Sonra, özellikle 1980’li yıllarda bu sorunlar parlatıldı ve ne yazık ki gündeme sokuldu...

Benim de çalışma ortamımda birlikte çalıştığım nice Alevi arkadaşlarım var.

Bugüne kadar hiçbirinde örneğin AKP’ye en küçük bir yatkınlık, eğilim görmedim.

İlişkilerimiz her zaman düzgün oldu, birbirimizi sevdik.

Örneğin herhangi birinden söz edildiğinde onlara takılır, sorarım:

“O da sizin teşkilattan mı?”

Onlardan biri de kısa süre önce vefat eden, çok sevdiğim ve büyük saygı duyduğum muhabirimiz Ali Ekber Ertürk idi.

Yazdığı belgeli haberlerle özellikle Diyanet’in üzerine gider, yolsuzluklarını açıklar ve ses getirirdi.

★★★

Elde kesin rakamlar yok ama Türkiye’de 10 milyon dolaylarında Alevi olduğu tahmin ediliyor.

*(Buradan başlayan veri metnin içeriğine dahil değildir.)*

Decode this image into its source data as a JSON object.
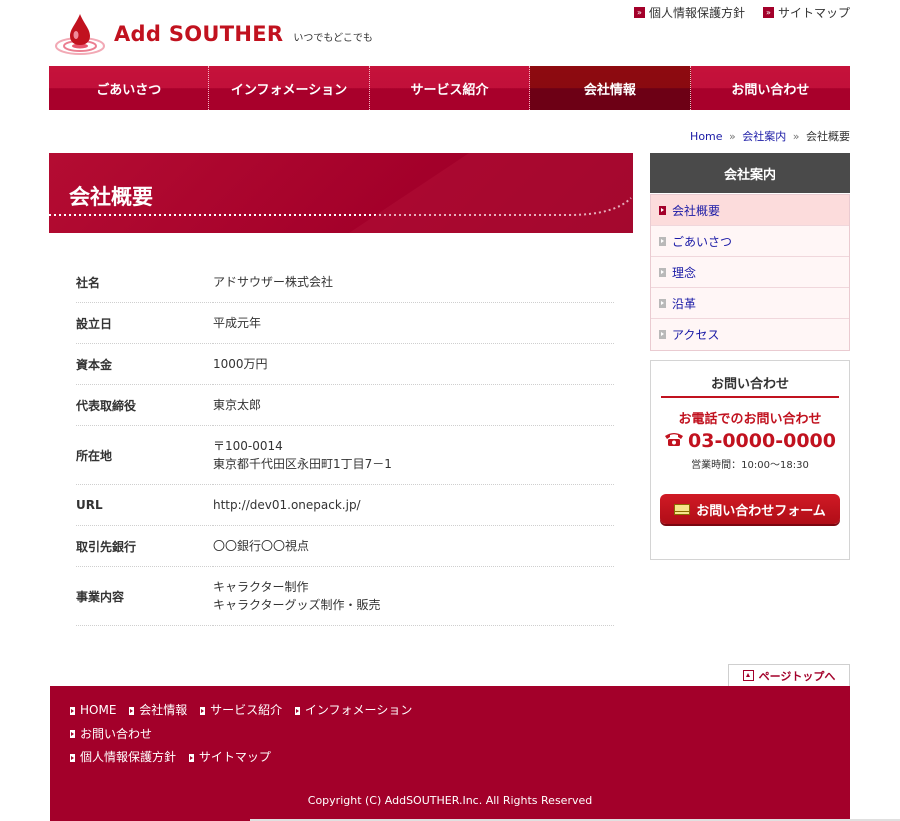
{
  "header": {
    "logo_title": "Add SOUTHER",
    "logo_subtitle": "いつでもどこでも",
    "util_links": [
      {
        "label": "個人情報保護方針",
        "icon": "arrow-square-icon"
      },
      {
        "label": "サイトマップ",
        "icon": "arrow-square-icon"
      }
    ]
  },
  "nav": {
    "items": [
      {
        "label": "ごあいさつ"
      },
      {
        "label": "インフォメーション"
      },
      {
        "label": "サービス紹介"
      },
      {
        "label": "会社情報",
        "active": true
      },
      {
        "label": "お問い合わせ"
      }
    ]
  },
  "breadcrumb": {
    "home": "Home",
    "sep": "»",
    "parent": "会社案内",
    "current": "会社概要"
  },
  "main": {
    "title": "会社概要",
    "rows": [
      {
        "key": "社名",
        "value": [
          "アドサウザー株式会社"
        ]
      },
      {
        "key": "設立日",
        "value": [
          "平成元年"
        ]
      },
      {
        "key": "資本金",
        "value": [
          "1000万円"
        ]
      },
      {
        "key": "代表取締役",
        "value": [
          "東京太郎"
        ]
      },
      {
        "key": "所在地",
        "value": [
          "〒100-0014",
          "東京都千代田区永田町1丁目7－1"
        ]
      },
      {
        "key": "URL",
        "value": [
          "http://dev01.onepack.jp/"
        ]
      },
      {
        "key": "取引先銀行",
        "value": [
          "〇〇銀行〇〇視点"
        ]
      },
      {
        "key": "事業内容",
        "value": [
          "キャラクター制作",
          "キャラクターグッズ制作・販売"
        ]
      }
    ]
  },
  "sidebar": {
    "heading": "会社案内",
    "items": [
      {
        "label": "会社概要",
        "active": true
      },
      {
        "label": "ごあいさつ"
      },
      {
        "label": "理念"
      },
      {
        "label": "沿革"
      },
      {
        "label": "アクセス"
      }
    ],
    "contact": {
      "title": "お問い合わせ",
      "lead": "お電話でのお問い合わせ",
      "phone": "03-0000-0000",
      "hours": "営業時間：10:00〜18:30",
      "button": "お問い合わせフォーム"
    }
  },
  "page_top": "ページトップへ",
  "footer": {
    "links": [
      "HOME",
      "会社情報",
      "サービス紹介",
      "インフォメーション",
      "お問い合わせ",
      "個人情報保護方針",
      "サイトマップ"
    ],
    "copyright": "Copyright (C) AddSOUTHER.Inc. All Rights Reserved"
  },
  "colors": {
    "brand": "#a3002a",
    "accent": "#c1121f",
    "nav_active": "#7a0a12",
    "sidebar_head": "#4a4a4a"
  }
}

Özellikle seçimlerde oy verme açısından bakıldığında çok büyük bir kitledir.

Alevilerde yobazlık yok.

Alevilerde din ticareti, din sömürüsü yok.

Örtünme durumu cem evleri dışında hemen hiç yok.

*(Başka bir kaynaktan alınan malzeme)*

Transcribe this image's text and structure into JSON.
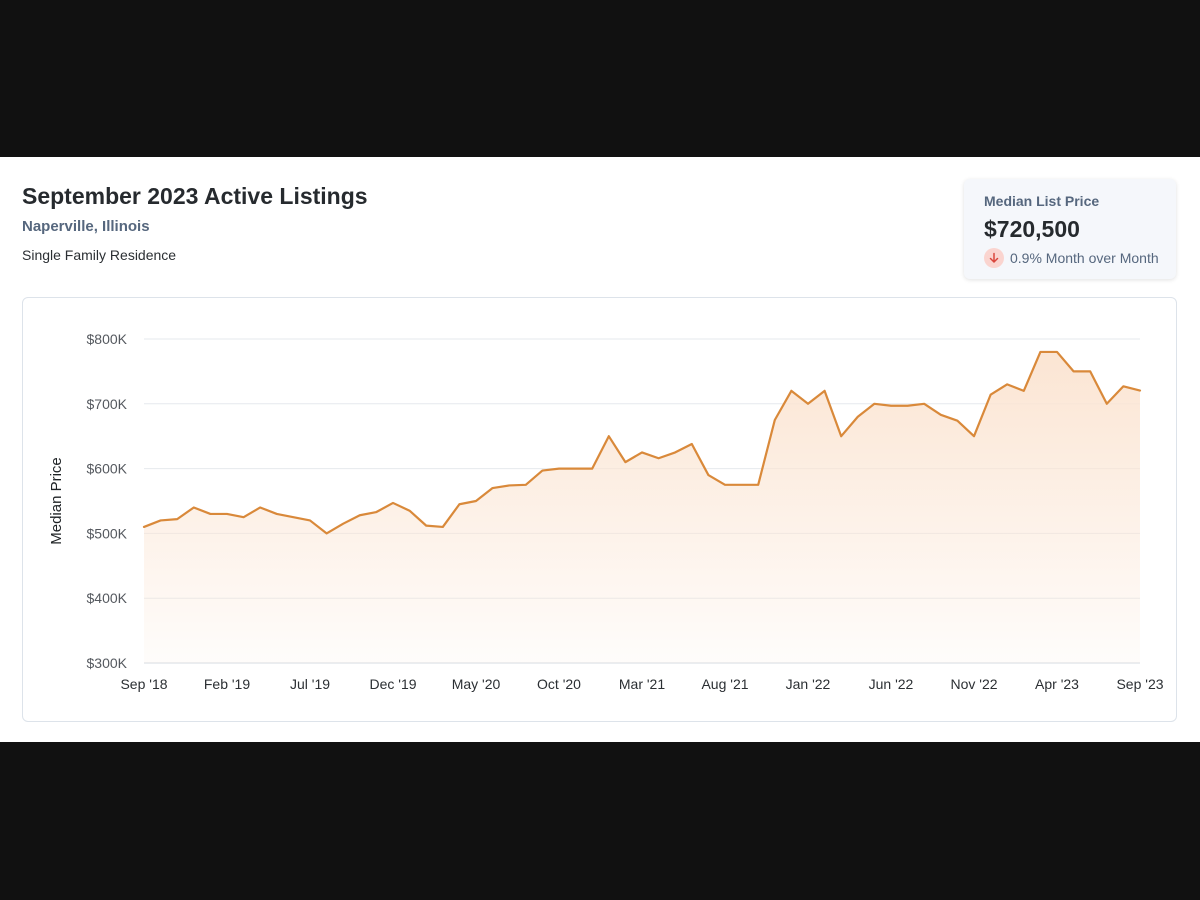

Duaları Arapça değil Türkçe.

İktidar yandaşları çok az.

Aynı Allah’a, aynı peygambere inanırız ama onlar için özellikle Hazreti Ali çok önemlidir.

Cem evlerine gittiğinizde duvarlarda mutlaka Atatürk ve Hazreti Ali’nin resimlerini görürsünüz.

★★★

Şimdi yeni bir seçim ortamına girmek üzereyiz...

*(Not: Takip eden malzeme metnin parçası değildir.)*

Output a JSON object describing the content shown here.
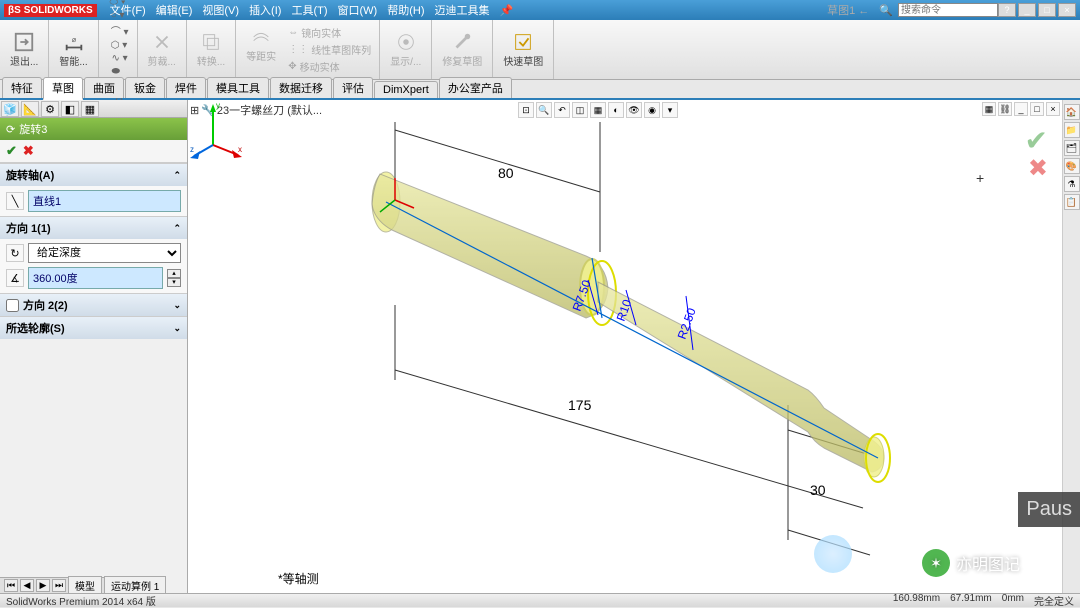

Çok sayıda firma bu konuda “Oyunuzu kime vereceksiniz?” anketleri düzenliyor.

Eğer bu anketlerin tamamı düzmece değilse ve masa başında özellikle hazırlanmıyorsa (ki öyle değil), Tayyipgiller iktidarı açısından bakıldığında vaziyet ayva!

Hele son aylardaki gelişmeler dikkate alındığında her ikisinin de gidici olduğu anlaşılıyor.

Bu gidicilik gerçeğinde AKP’ye oy vermeyen Alevi kitlesinin de büyük rolü olduğu kesin.

Ancak günümüzde bazı yeni gerçekler ortaya çıkmaya başladı.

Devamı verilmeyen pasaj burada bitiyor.